L’impact attendu n’a rien de prodigieux pour un accord d’une telle envergure, malgré des implications très concrètes pour les entreprises et même si un demi-point de croissance ne serait pas superflu pour déboucher l’horizon européen. Les États-Unis et l’UE pèsent à eux deux près de la moitié du PIB mondial, du tiers du commerce mondial de biens et plus de 40 % des échanges de services. D’après le Center for Economic Policy Research, les gains réciproques à l’échange devraient générer une croissance additionnelle de 0,3 à 0,5 % dans l’UE et de 0,2 à 0,4 % aux États-Unis, en cas de succès. L’institut de conjoncture allemand IFO évoque 400 000 emplois supplémentaires dans l’UE, dont 110 000 en Allemagne.
Pour une efficacité optimale, les ALE doivent être signés entre des partenaires commerciaux qui échangent modérément, avec des tarifs douaniers importants. Le contexte est à l’opposé : les droits de douane sont en moyenne inférieurs à 3 % et le Service économique régional de Washington considère que « l’économie transatlantique est l’espace commercial le plus intégré au monde ». Quoi qu’il en soit, les entreprises européennes qui exportent vers les États-Unis gagneront en compétitivité, mais l’inverse est aussi vrai : les exportateurs américains seront mieux armés pour attaquer le marché européen.

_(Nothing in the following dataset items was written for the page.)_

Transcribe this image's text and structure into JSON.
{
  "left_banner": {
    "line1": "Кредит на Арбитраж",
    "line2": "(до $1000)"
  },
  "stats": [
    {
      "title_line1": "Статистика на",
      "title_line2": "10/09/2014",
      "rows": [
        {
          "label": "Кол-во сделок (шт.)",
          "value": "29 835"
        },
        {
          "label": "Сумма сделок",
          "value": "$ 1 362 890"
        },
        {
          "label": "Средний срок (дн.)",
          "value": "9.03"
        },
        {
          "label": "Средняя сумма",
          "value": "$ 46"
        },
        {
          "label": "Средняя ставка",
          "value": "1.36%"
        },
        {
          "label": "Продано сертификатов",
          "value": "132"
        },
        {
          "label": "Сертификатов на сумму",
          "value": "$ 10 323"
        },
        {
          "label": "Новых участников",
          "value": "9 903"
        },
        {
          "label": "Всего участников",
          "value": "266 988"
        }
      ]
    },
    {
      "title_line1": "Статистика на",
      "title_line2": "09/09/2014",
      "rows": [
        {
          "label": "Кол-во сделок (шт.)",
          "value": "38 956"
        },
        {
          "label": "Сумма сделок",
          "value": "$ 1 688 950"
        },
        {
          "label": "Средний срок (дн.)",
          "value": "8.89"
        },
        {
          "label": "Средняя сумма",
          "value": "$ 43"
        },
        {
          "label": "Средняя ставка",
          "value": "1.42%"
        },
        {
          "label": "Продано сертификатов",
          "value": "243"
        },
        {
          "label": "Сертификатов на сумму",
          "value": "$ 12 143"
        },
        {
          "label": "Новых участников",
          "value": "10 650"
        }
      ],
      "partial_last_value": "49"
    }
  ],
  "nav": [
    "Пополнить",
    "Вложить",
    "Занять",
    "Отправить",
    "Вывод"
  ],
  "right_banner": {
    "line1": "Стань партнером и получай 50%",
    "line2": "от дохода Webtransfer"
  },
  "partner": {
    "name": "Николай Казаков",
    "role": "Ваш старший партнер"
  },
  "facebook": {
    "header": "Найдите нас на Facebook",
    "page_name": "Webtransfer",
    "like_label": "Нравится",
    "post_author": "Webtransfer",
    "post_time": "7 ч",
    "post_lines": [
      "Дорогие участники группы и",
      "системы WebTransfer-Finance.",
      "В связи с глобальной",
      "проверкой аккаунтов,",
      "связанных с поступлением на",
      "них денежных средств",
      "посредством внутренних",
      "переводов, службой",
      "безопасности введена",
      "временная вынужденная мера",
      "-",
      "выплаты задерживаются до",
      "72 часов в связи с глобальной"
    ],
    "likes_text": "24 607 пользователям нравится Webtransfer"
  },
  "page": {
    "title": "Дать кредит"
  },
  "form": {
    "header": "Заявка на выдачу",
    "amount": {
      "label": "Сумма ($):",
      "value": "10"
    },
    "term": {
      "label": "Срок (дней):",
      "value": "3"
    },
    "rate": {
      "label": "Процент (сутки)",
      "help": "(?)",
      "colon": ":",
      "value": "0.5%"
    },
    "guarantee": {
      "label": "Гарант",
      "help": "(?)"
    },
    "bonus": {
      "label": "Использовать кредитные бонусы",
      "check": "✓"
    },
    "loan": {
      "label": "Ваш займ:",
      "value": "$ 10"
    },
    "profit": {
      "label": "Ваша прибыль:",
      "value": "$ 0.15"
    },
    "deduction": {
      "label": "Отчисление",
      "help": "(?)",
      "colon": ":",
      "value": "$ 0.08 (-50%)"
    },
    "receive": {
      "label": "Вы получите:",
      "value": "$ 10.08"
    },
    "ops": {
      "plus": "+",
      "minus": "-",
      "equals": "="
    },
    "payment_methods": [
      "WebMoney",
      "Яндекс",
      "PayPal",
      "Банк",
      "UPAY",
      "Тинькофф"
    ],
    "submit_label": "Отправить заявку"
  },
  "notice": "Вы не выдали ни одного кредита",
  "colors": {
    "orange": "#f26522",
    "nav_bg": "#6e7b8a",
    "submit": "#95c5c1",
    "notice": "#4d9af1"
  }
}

Conséquence de la paralysie du système multilatéral, les grands acteurs du commerce cherchent à s’appuyer sur un bilatéralisme de circonstance pour orienter l’avenir du commerce mondial. Parmi les raisons de l’échec de Doha, le refus des États-Unis d’abandonner leur système de subventions agricoles, en particulier dans la production de coton, a joué un rôle important. Mais il est aussi devenu plus difficile pour les grands blocs commerciaux d’imposer leur volonté par consensus, à partir du moment où les pays en développement parviennent à camper sur une position commune. Si cette position doit officiellement servir à poser les bases de l’évolution future du système commercial multilatéral, elle présente surtout l’avantage de négocier entre poids lourds : Américains et Européens ont ouvert, séparément, des discussions avec le Japon et les États-Unis entament fin juillet le 18ème cycle de négociations du Trans-Pacific Partnership (TPP) avec huit pays d’Asie du Sud-Est, d’Océanie et d’Amérique Latine, selon une approche globale similaire à celle du TTIP.
La singularité du TTIP réside dans la taille des marchés des États-Unis et de l’UE, qui les place dans une situation de policy maker. Leur importance confère aux négociateurs la faculté de tracer indirectement les contours des grandes évolutions du commerce mondial dans les années à venir. C’est là tout l’enjeu de ce retour au bilatéralisme : si les États-Unis et l’UE parviennent à un accord, les normes définies en commun dans des domaines allant de l’agriculture aux services financiers, en passant par l’accès aux marchés publics, seront en mesure de s’imposer de facto au reste du monde.
Malgré cet intérêt réciproque, l’aboutissement des négociations est loin d’être garanti. La légitimité de la démarche est remise en cause, particulièrement en Europe où l’on craint un alignement par le bas des normes financières, environnementales et agroalimentaires. Certaines voix se font également entendre de l’autre côté de l’Atlantique. C’est le cas du prix Nobel, Joseph Stiglitz (« The Free-Trade Charade »), pour qui l’intérêt national des pays signataires doit passer avant les avantages commerciaux, par exemple en matière de régulation financière et de propriété intellectuelle. Il constitue même l’un des rares soutiens de « l’exception culturelle » française outre-Atlantique, en rappelant que l’industrie audiovisuelle de l’Hexagone génère des gains sociaux importants pour un coût réduit en termes de subventions : « Qui peut croire qu’un film d’auteur français sera un concurrent sérieux pour les blockbusters américains de l’été ? ».
Pour autant, la posture française, aussi légitime soit-elle sur le fond, et l’affichage des divergences politiques entre États membres ne placent pas la Commission en position de force au moment d’entamer les discussions. Les réactions (faussement) indignées à la suite de l’Affaire Snowden ne suffiront pas à rétablir l’équilibre, d’autant que la publication intempestive du mandat complet donné par le Conseil à la Commission européenne a déjà dévoilé, au vu et au su de tous, les lignes rouges que l’Europe n’entend pas franchir. Pourtant, c’est l’avenir du commerce mondial qui est en jeu.